On unified-entropy characterization of quantum channels

TL;DR

This paper explores the properties of quantum channels using unified entropies, extending concepts like map entropy, deriving inequalities, and analyzing additivity, with implications for understanding quantum information processing.

Contribution

It introduces a unified $(q,s)$-entropy for quantum channels, extends the map entropy concept, and derives new inequalities and bounds for quantum channel analysis.

Findings

Defined the map $(q,s)$-entropy as the unified entropy of the dynamical matrix.

Derived Fannes-type inequalities for these entropies.

Provided bounds on output entropy for tensor product channels with maximally entangled inputs.

Abstract

We consider properties of quantum channels with use of unified entropies. Extremal unravelings of quantum channel with respect to these entropies are examined. The concept of map entropy is extended in terms of the unified entropies. The map $(q,s)$-entropy is naturally defined as the unified $(q,s)$-entropy of rescaled dynamical matrix of given quantum channel.

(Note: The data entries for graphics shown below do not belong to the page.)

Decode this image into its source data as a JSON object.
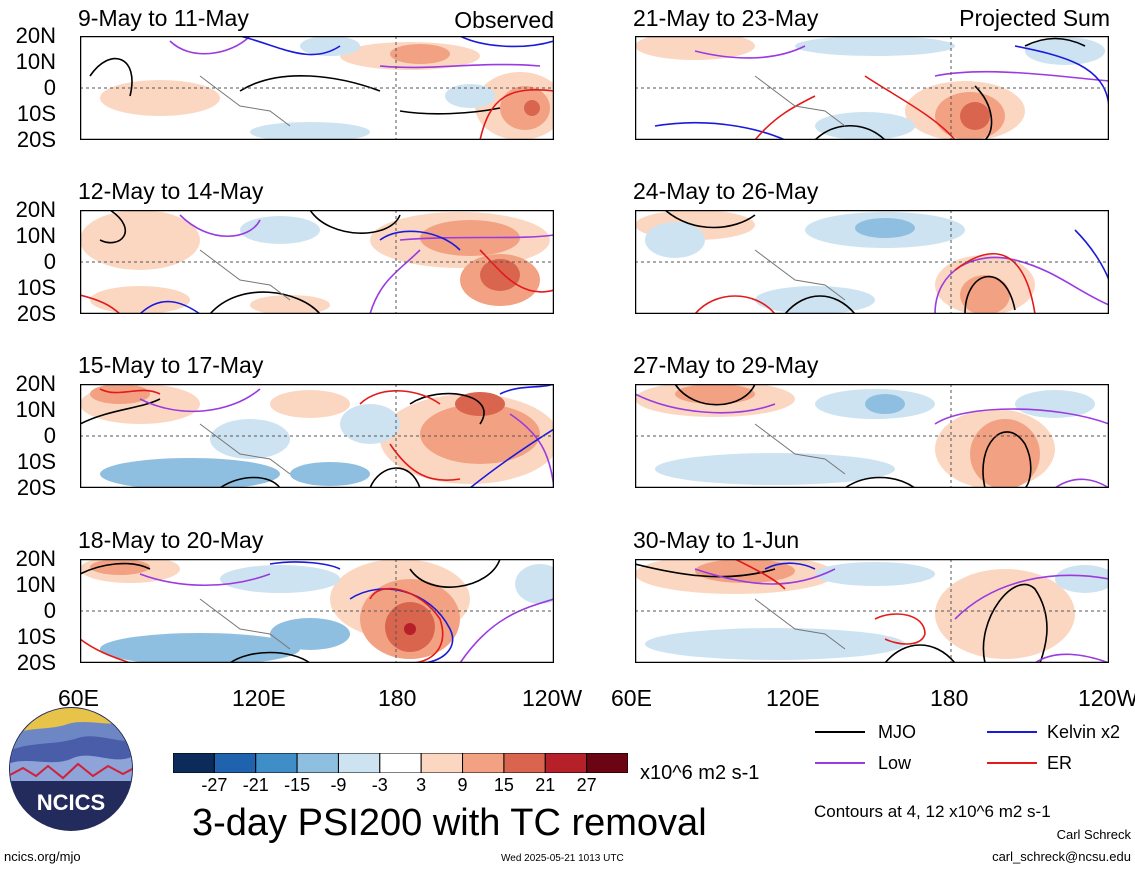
{
  "panels_left": [
    {
      "title": "9-May to 11-May",
      "corner": "Observed"
    },
    {
      "title": "12-May to 14-May",
      "corner": ""
    },
    {
      "title": "15-May to 17-May",
      "corner": ""
    },
    {
      "title": "18-May to 20-May",
      "corner": ""
    }
  ],
  "panels_right": [
    {
      "title": "21-May to 23-May",
      "corner": "Projected Sum"
    },
    {
      "title": "24-May to 26-May",
      "corner": ""
    },
    {
      "title": "27-May to 29-May",
      "corner": ""
    },
    {
      "title": "30-May to 1-Jun",
      "corner": ""
    }
  ],
  "lat_labels": [
    "20N",
    "10N",
    "0",
    "10S",
    "20S"
  ],
  "lon_labels": [
    "60E",
    "120E",
    "180",
    "120W"
  ],
  "legend": {
    "items": [
      {
        "label": "MJO",
        "color": "#000000"
      },
      {
        "label": "Kelvin x2",
        "color": "#1a1adc"
      },
      {
        "label": "Low",
        "color": "#9a3ae0"
      },
      {
        "label": "ER",
        "color": "#e41a1a"
      }
    ]
  },
  "colorbar": {
    "colors": [
      "#0b2b5a",
      "#1f62ad",
      "#3f8ec8",
      "#8ebfe0",
      "#cde3f1",
      "#ffffff",
      "#fbd7c2",
      "#f2a283",
      "#d9654e",
      "#b52029",
      "#6b0413"
    ],
    "ticks": [
      "-27",
      "-21",
      "-15",
      "-9",
      "-3",
      "3",
      "9",
      "15",
      "21",
      "27"
    ],
    "units": "x10^6 m2 s-1"
  },
  "main_title": "3-day PSI200 with TC removal",
  "contours_note": "Contours at 4, 12 x10^6 m2 s-1",
  "author": "Carl Schreck",
  "email": "carl_schreck@ncsu.edu",
  "url": "ncics.org/mjo",
  "timestamp": "Wed 2025-05-21 1013 UTC",
  "logo_text": "NCICS"
}
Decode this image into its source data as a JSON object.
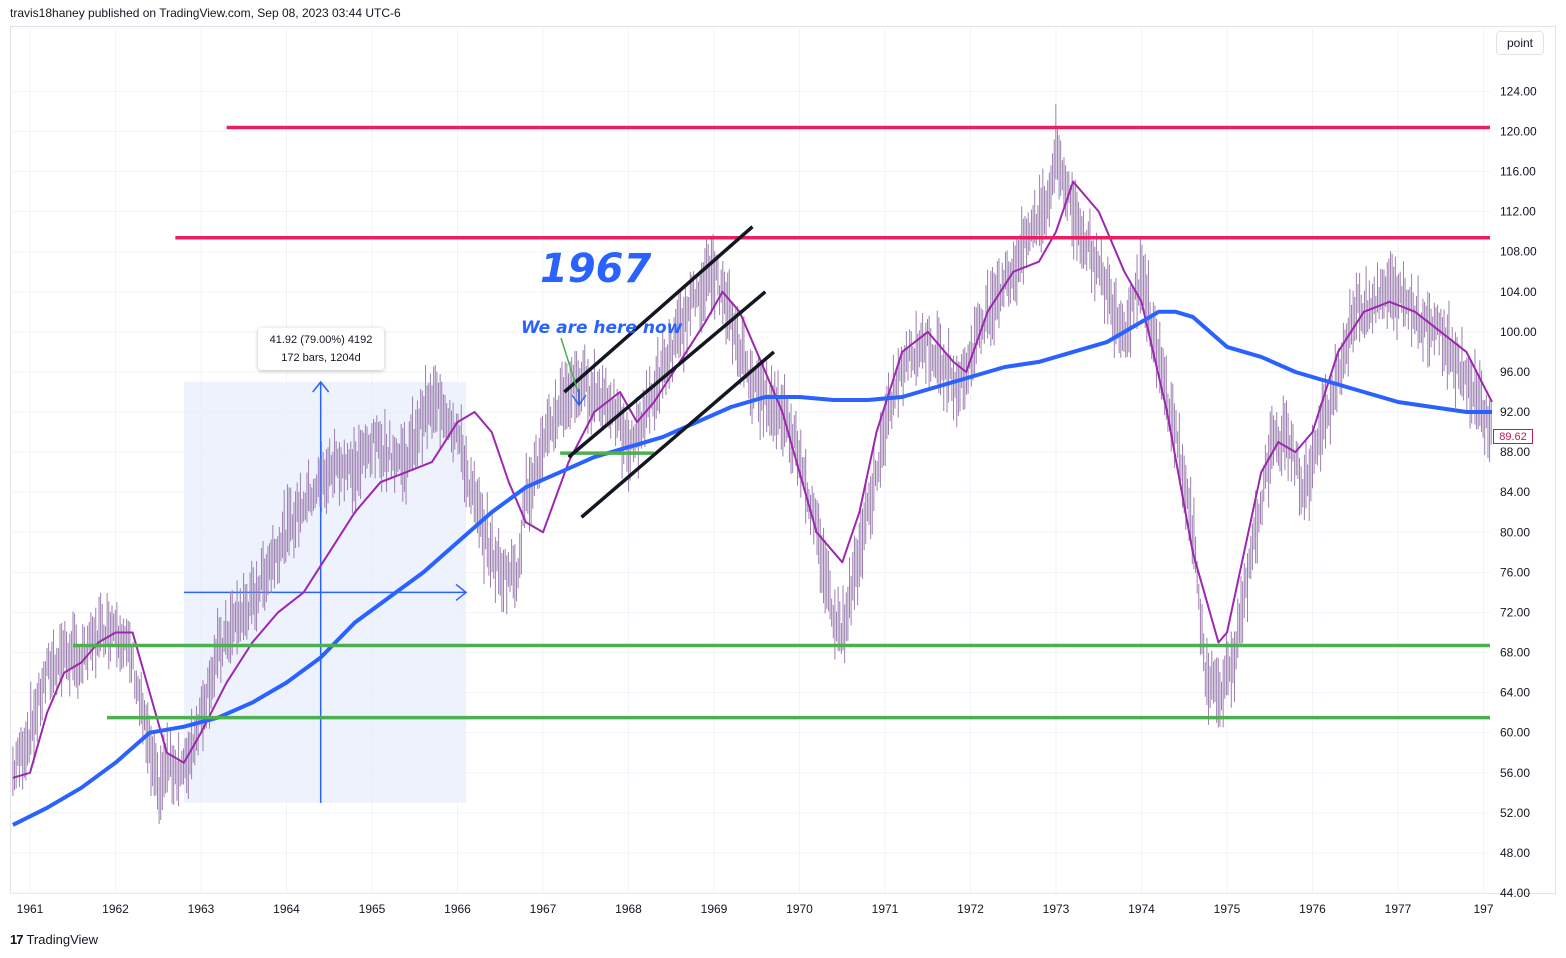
{
  "header": {
    "publisher": "travis18haney published on TradingView.com, Sep 08, 2023 03:44 UTC-6"
  },
  "toolbar": {
    "scale_mode": "point"
  },
  "footer": {
    "brand": "TradingView",
    "logo_icon": "tradingview-logo-icon"
  },
  "annotations": {
    "year_label": "1967",
    "we_are_here": "We are here now",
    "measure_line1": "41.92 (79.00%) 4192",
    "measure_line2": "172 bars, 1204d"
  },
  "last_price": "89.62",
  "colors": {
    "resistance": "#e91e63",
    "support": "#4caf50",
    "ma_long": "#2962ff",
    "ma_short": "#9c27b0",
    "price_bars": "#9c7fb0",
    "channel": "#131722",
    "measure_fill": "#e8eefc"
  },
  "chart_data": {
    "type": "line",
    "title": "",
    "xlabel": "",
    "ylabel": "",
    "x_tick_labels": [
      "1961",
      "1962",
      "1963",
      "1964",
      "1965",
      "1966",
      "1967",
      "1968",
      "1969",
      "1970",
      "1971",
      "1972",
      "1973",
      "1974",
      "1975",
      "1976",
      "1977",
      "197"
    ],
    "y_tick_labels": [
      "44.00",
      "48.00",
      "52.00",
      "56.00",
      "60.00",
      "64.00",
      "68.00",
      "72.00",
      "76.00",
      "80.00",
      "84.00",
      "88.00",
      "92.00",
      "96.00",
      "100.00",
      "104.00",
      "108.00",
      "112.00",
      "116.00",
      "120.00",
      "124.00"
    ],
    "ylim": [
      44,
      128
    ],
    "xlim": [
      1960.8,
      1978.1
    ],
    "grid": true,
    "horizontal_levels": [
      {
        "value": 120.4,
        "from": 1963.3,
        "kind": "resistance"
      },
      {
        "value": 109.4,
        "from": 1962.7,
        "kind": "resistance"
      },
      {
        "value": 68.7,
        "from": 1961.5,
        "kind": "support"
      },
      {
        "value": 61.5,
        "from": 1961.9,
        "kind": "support"
      },
      {
        "value": 87.9,
        "from": 1967.2,
        "to": 1968.3,
        "kind": "support"
      }
    ],
    "channel_lines": [
      {
        "x": [
          1967.25,
          1969.45
        ],
        "y": [
          94.0,
          110.5
        ]
      },
      {
        "x": [
          1967.3,
          1969.6
        ],
        "y": [
          87.5,
          104.0
        ]
      },
      {
        "x": [
          1967.45,
          1969.7
        ],
        "y": [
          81.5,
          98.0
        ]
      }
    ],
    "measure_rect": {
      "x": [
        1962.8,
        1966.1
      ],
      "y": [
        53.0,
        95.0
      ]
    },
    "measure_arrows": {
      "vertical": {
        "x": 1964.4,
        "y": [
          53.0,
          95.0
        ]
      },
      "horizontal": {
        "y": 74.0,
        "x": [
          1962.8,
          1966.1
        ]
      }
    },
    "series": [
      {
        "name": "",
        "kind": "price",
        "x": [
          1960.8,
          1961.0,
          1961.2,
          1961.4,
          1961.6,
          1961.8,
          1962.0,
          1962.2,
          1962.4,
          1962.5,
          1962.6,
          1962.8,
          1963.0,
          1963.2,
          1963.4,
          1963.6,
          1963.8,
          1964.0,
          1964.2,
          1964.4,
          1964.6,
          1964.8,
          1965.0,
          1965.2,
          1965.4,
          1965.6,
          1965.8,
          1966.0,
          1966.1,
          1966.3,
          1966.5,
          1966.7,
          1966.8,
          1967.0,
          1967.2,
          1967.4,
          1967.6,
          1967.8,
          1968.0,
          1968.2,
          1968.4,
          1968.6,
          1968.8,
          1969.0,
          1969.2,
          1969.4,
          1969.6,
          1969.8,
          1970.0,
          1970.2,
          1970.4,
          1970.5,
          1970.7,
          1970.9,
          1971.1,
          1971.3,
          1971.5,
          1971.7,
          1971.9,
          1972.1,
          1972.3,
          1972.5,
          1972.7,
          1972.9,
          1973.0,
          1973.2,
          1973.4,
          1973.6,
          1973.8,
          1974.0,
          1974.2,
          1974.4,
          1974.6,
          1974.75,
          1974.9,
          1975.1,
          1975.3,
          1975.5,
          1975.7,
          1975.9,
          1976.1,
          1976.3,
          1976.5,
          1976.7,
          1976.9,
          1977.1,
          1977.3,
          1977.5,
          1977.7,
          1977.9,
          1978.1
        ],
        "y": [
          56,
          60,
          66,
          68,
          67,
          70,
          71,
          67,
          58,
          54,
          57,
          56,
          62,
          68,
          71,
          73,
          77,
          80,
          83,
          85,
          87,
          86,
          89,
          88,
          87,
          92,
          93,
          90,
          86,
          80,
          76,
          76,
          84,
          88,
          93,
          95,
          94,
          93,
          88,
          92,
          96,
          100,
          104,
          106,
          101,
          96,
          93,
          92,
          88,
          80,
          72,
          70,
          78,
          86,
          94,
          98,
          99,
          96,
          95,
          100,
          104,
          106,
          110,
          113,
          118,
          112,
          108,
          104,
          100,
          106,
          97,
          90,
          80,
          66,
          64,
          68,
          78,
          88,
          90,
          84,
          90,
          96,
          102,
          103,
          104,
          103,
          101,
          100,
          97,
          94,
          90
        ]
      },
      {
        "name": "",
        "kind": "ma_short",
        "x": [
          1960.8,
          1961.0,
          1961.2,
          1961.4,
          1961.6,
          1961.8,
          1962.0,
          1962.2,
          1962.4,
          1962.6,
          1962.8,
          1963.0,
          1963.3,
          1963.6,
          1963.9,
          1964.2,
          1964.5,
          1964.8,
          1965.1,
          1965.4,
          1965.7,
          1966.0,
          1966.2,
          1966.4,
          1966.6,
          1966.8,
          1967.0,
          1967.3,
          1967.6,
          1967.9,
          1968.1,
          1968.3,
          1968.6,
          1968.9,
          1969.1,
          1969.3,
          1969.5,
          1969.8,
          1970.0,
          1970.2,
          1970.5,
          1970.7,
          1970.9,
          1971.2,
          1971.5,
          1971.8,
          1971.95,
          1972.2,
          1972.5,
          1972.8,
          1973.0,
          1973.2,
          1973.5,
          1973.8,
          1974.0,
          1974.3,
          1974.6,
          1974.9,
          1975.0,
          1975.2,
          1975.4,
          1975.6,
          1975.8,
          1976.0,
          1976.3,
          1976.6,
          1976.9,
          1977.2,
          1977.5,
          1977.8,
          1978.1
        ],
        "y": [
          55.5,
          56,
          62,
          66,
          67,
          69,
          70,
          70,
          64,
          58,
          57,
          60,
          65,
          69,
          72,
          74,
          78,
          82,
          85,
          86,
          87,
          91,
          92,
          90,
          85,
          81,
          80,
          87,
          92,
          94,
          91,
          93,
          97,
          101,
          104,
          102,
          98,
          92,
          86,
          80,
          77,
          82,
          90,
          98,
          100,
          97,
          96,
          102,
          106,
          107,
          110,
          115,
          112,
          106,
          103,
          92,
          78,
          69,
          70,
          78,
          86,
          89,
          88,
          90,
          98,
          102,
          103,
          102,
          100,
          98,
          93
        ],
        "color": "#9c27b0"
      },
      {
        "name": "",
        "kind": "ma_long",
        "x": [
          1960.8,
          1961.2,
          1961.6,
          1962.0,
          1962.4,
          1962.8,
          1963.2,
          1963.6,
          1964.0,
          1964.4,
          1964.8,
          1965.2,
          1965.6,
          1966.0,
          1966.4,
          1966.8,
          1967.2,
          1967.6,
          1968.0,
          1968.4,
          1968.8,
          1969.2,
          1969.6,
          1970.0,
          1970.4,
          1970.8,
          1971.2,
          1971.6,
          1972.0,
          1972.4,
          1972.8,
          1973.2,
          1973.6,
          1974.0,
          1974.2,
          1974.4,
          1974.6,
          1974.8,
          1975.0,
          1975.4,
          1975.8,
          1976.2,
          1976.6,
          1977.0,
          1977.4,
          1977.8,
          1978.1
        ],
        "y": [
          50.8,
          52.5,
          54.5,
          57,
          60,
          60.6,
          61.5,
          63,
          65,
          67.5,
          71,
          73.5,
          76,
          79,
          82,
          84.5,
          86,
          87.5,
          88.5,
          89.5,
          91,
          92.5,
          93.5,
          93.5,
          93.2,
          93.2,
          93.5,
          94.5,
          95.5,
          96.5,
          97,
          98,
          99,
          101,
          102,
          102,
          101.5,
          100,
          98.5,
          97.5,
          96,
          95,
          94,
          93,
          92.5,
          92,
          92
        ],
        "color": "#2962ff"
      }
    ]
  }
}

Inequalities of Fannes type are obtained for introduced entropies in terms of both the trace and Frobenius norms of difference between corresponding dynamical matrices. Additivity properties of introduced map entropies are discussed. The known inequality of Lindblad with the entropy exchange is generalized to many of the unified entropies. For tensor product of a pair of quantum channels, we derive two-sided estimating of the output entropy of a maximally entangled input state.